Bestowing Beauty: Masterpieces from Persian Lands

Apr. 23, 2022 — Jul. 17, 2022

Celebrating the rich artistic and cultural heritage of Persian civilization, Bestowing Beauty: Masterpieces from Persian Lands features over 100 works from the sixth to the nineteenth century drawn from the preeminent Persian art collection of Hossein Afshar.
Contrary Bodies

Contrary Bodies

Apr. 2, 2022 — Jul. 3, 2022

"I believe in making contradictions productive, not in having to choose one side or the other side. As opposed to choosing either or, choosing both." With these words, the activist and author Angela Davis not only foregrounds the dilemma of our historical moment, but also identifies the challenge it poses to the art museum. Global diversities are becoming more difficult to ignore, and communities are voicing their objections to a centuries-old, white-washed narrative of cultural history. At the heart of these shifts in representation, museums are working to rediscover the complexities and nuances that make up our world and recuperate voices that were previously silenced. Museums such as the TMA are taking a fresh, critical look at their collections to celebrate a broader diversity.The works in Contrary Bodies, all from the TMA’s permanent collection, feature BIPOC, women, and members of the LGBTQ+ community as artists and subjects. While these works represent a spectrum of social groups and cultures, bringing them together is not just about making differences visible. The human figure is depicted according to a variety of approaches – ranging from the intimate, to the erotic, to the formal – and in each case the depiction seems to question certain racialized or gendered assumptions about how such a figure should look and/or behave. In this sense, these works reject the constraints of otherness and declare something about what it means to be an active participant in the culture of global humanity.This exhibition is curated and designed by students in the University of Toledo’s Art Museum Practices and Graphic and Interactive Design Concentrations.
Living Legacies

Living Legacies: Art of the African American South

Jan. 15, 2022 — May. 1, 2022

A landmark exhibition organized by the Toledo Museum of Art will present the museum’s recent acquisitions of major works by African American artists from the southern United States.

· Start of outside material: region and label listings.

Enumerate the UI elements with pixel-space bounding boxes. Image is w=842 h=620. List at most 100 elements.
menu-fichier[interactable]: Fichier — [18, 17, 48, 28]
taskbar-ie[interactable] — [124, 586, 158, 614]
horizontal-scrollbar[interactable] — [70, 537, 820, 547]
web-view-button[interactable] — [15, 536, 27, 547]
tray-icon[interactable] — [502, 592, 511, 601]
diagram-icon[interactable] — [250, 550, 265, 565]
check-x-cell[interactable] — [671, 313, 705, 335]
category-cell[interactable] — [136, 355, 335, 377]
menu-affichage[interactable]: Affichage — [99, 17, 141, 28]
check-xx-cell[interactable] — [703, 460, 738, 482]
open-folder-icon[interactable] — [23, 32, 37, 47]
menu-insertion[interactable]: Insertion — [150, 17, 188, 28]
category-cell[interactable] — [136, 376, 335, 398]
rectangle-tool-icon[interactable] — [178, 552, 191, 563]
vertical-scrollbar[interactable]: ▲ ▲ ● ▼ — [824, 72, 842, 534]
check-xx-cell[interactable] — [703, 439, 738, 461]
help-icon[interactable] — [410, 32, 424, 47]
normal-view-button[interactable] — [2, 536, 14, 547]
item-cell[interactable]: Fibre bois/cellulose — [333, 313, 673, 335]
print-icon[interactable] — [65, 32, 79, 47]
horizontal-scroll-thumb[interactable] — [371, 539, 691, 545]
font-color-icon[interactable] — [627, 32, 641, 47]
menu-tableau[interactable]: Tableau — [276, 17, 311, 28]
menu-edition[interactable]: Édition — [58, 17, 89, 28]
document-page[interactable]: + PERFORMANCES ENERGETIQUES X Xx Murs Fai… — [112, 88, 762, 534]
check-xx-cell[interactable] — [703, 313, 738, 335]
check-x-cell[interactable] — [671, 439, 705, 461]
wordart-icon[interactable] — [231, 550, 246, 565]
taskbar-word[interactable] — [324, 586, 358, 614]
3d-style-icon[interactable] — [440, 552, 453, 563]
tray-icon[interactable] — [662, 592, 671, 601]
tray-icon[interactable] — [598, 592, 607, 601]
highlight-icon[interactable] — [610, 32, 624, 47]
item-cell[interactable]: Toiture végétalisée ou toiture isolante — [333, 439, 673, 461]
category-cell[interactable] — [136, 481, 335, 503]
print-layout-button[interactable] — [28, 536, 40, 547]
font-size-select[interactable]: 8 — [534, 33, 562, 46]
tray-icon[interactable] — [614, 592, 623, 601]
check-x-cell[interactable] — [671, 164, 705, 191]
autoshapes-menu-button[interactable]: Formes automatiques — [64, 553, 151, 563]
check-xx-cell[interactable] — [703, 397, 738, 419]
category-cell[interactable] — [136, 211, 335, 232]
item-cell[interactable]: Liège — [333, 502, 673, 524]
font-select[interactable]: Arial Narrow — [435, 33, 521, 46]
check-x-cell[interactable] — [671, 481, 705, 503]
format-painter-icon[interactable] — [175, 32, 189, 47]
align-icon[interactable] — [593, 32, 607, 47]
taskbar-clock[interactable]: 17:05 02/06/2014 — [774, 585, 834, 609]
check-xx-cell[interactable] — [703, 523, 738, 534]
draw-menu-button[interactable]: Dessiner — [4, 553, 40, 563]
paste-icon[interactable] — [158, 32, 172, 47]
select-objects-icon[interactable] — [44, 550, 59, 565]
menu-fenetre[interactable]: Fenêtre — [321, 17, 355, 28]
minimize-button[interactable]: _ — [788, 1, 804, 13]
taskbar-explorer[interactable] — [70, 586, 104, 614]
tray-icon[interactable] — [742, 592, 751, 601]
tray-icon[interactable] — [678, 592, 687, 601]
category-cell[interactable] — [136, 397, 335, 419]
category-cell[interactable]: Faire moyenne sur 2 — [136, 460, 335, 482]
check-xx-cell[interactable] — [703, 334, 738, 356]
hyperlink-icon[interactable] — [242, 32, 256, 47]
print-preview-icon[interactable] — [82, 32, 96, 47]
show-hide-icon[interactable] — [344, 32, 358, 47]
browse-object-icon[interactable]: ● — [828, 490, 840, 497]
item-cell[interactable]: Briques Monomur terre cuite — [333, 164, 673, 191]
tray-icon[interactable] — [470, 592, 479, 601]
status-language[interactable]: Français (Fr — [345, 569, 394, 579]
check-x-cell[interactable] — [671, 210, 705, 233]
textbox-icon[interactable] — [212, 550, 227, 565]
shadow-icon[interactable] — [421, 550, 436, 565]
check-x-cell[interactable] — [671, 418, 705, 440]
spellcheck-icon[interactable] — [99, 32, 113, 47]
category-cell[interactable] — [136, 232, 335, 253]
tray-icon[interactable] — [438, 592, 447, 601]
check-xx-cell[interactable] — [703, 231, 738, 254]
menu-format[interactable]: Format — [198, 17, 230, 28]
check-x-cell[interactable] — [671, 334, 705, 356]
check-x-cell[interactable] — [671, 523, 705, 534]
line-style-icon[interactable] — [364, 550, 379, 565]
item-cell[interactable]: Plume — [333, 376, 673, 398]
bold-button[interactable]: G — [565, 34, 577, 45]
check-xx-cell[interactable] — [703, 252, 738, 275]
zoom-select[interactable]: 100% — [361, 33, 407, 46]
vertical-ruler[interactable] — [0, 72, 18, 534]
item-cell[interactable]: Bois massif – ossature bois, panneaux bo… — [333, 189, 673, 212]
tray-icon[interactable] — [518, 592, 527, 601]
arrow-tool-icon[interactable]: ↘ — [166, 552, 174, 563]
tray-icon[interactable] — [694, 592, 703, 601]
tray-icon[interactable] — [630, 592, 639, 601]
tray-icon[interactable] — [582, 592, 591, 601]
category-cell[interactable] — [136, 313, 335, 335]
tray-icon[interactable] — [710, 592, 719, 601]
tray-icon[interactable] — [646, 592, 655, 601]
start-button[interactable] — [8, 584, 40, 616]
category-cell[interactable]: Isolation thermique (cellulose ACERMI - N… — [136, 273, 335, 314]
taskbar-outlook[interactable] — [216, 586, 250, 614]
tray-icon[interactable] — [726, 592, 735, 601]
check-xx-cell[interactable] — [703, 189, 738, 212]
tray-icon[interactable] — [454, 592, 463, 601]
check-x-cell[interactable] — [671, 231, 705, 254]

Living Legacies: Art of the African American South features 24 works, from large-scale assemblages and mixed media sculptures to paintings, textiles and works on paper acquired from the Souls Grown Deep Foundation. Artists represented are Leroy Almon, Thornton Dial, Thornton Dial, Jr., Richard Dial, Lonnie Holley, Ronald Lockett, Joe Minter, John B. Murray, Royal Robertson, Georgia Speller, Henry Speller, Luster Willis, and several generations of women quiltmakers, including Louisiana Bendolph, Mary Elizabeth Kennedy, Jessie T. Pettway, Lola Pettway, Lucy T. Pettway, Martha Pettway, Rita Mae Pettway and Florine Smith, as well as Estelle Witherspoon, one of the founders of the Freedom Quilting Bee.